Работающее сердце поддерживало жизнь, но и расплескивало
Наконец тело стало оживать. Он зашевелился, сделал попытку подняться и не смог. Боль по-прежнему разламывала голову, и, стараясь освободиться от нее, он начал трепать когтями шерсть вокруг раны, как обычно вычесывал лесной мусор, попробовал дотянуться языком до вытекших глаз, чтобы зализать и вытянуть огненную боль, но лишь снова ощутил свою кровь. Свирепея и впадая в полубессознательное состояние, он вдруг начал жрать землю, пропитанную его кровью. Трудно сказать, что помогло ему, может, и земля. Он встал. Совсем рядом рычала и взлаивала собака, но он не видел ее, впрочем, как уже не видел ничего вокруг. Ощупью он побрел прямо, в ту сторону, куда лежал головой. Вынес несколько жердей в прясле, почувствовал, как отстает собака, хотя могла бы пытаться остановить его и держать до подхода людей. Он шел наугад, спотыкаясь о валежник и головни, тащился сквозь заросли малинника. Звериное сознание и опыт толкали его вглубь, вперед, в трущобы, чтобы там отлежаться либо подохнуть. Почуя кровь, взреяли над головой ожившие мухи, лезли к ране, а выше, в небе, с клекотом закружилось воронье. Когда-то по этим голосам, как по маяку, он точно определял место, где есть добыча — сломавший в шелкопрядниках ноги лось или другая падаль — пища, разделенная с птицами. Вороны же в свою очередь тоже следили за медведем, знали каждый его шаг, с надеждой, что от его пищи обязательно останутся крохи, способные накормить стаю. Однако теперь птицы почувствовали, что он сам может стать их добычей; и медведь чуял это. Он брел, останавливаясь, чтобы отогнать мух от раны, тряс головой, а воронье тем временем смелело, рассаживалось совсем рядом, в нетерпении склевывая капли сохнущей крови.

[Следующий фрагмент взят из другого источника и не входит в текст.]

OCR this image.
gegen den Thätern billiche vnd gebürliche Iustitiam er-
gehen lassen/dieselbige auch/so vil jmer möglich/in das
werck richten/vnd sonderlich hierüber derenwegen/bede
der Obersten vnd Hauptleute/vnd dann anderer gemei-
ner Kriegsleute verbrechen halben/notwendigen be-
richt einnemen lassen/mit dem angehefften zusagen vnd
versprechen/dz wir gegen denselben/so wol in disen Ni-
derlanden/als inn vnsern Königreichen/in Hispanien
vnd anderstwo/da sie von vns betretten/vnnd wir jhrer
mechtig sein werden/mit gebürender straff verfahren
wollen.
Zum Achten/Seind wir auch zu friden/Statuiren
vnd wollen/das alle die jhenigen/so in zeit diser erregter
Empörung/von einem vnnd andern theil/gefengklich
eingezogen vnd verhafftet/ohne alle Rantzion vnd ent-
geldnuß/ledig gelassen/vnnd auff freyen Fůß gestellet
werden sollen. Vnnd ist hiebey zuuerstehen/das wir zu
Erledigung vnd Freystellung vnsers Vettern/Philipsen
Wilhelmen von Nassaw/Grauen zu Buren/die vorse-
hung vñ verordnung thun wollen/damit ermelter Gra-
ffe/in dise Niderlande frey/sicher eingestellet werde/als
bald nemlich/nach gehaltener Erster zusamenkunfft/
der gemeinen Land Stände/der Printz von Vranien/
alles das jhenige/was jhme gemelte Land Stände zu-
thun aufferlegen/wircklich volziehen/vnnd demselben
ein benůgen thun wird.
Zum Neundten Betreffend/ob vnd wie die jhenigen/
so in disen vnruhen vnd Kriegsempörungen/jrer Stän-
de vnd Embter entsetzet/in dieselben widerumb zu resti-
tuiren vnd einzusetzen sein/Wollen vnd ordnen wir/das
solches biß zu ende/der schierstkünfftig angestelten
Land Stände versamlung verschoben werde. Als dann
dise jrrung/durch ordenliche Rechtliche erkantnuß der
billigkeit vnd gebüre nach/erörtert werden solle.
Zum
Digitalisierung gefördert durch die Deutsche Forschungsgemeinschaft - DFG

Пройдя километра два, он наткнулся на весенний ручей, напился, побултыхал в воде горящей от раны головой и залег на берегу в густом малиннике. Расстояние до пасеки было так мало, что он слышал голоса людей, но уйти дальше не было сил, и к тому же рядом была вода. Он лежал на брюхе, положив голову между лап и прикрыв ими рану. Кровь все еще сочилась по шерсти, насыхая вокруг глазниц твердым комом и привлекая мух. Он вслушивался в движение воронья, рассевшегося по другую сторону ручья, потягивая носом воздух. Ожидающие его гибели птицы были кстати; они охраняли от людей и других хищников. Появись опасность поблизости, вороны взлетят и тем самым подадут ему сигнал. Но они же и выдавали его, указывая своим присутствием место, где отлеживался зверь.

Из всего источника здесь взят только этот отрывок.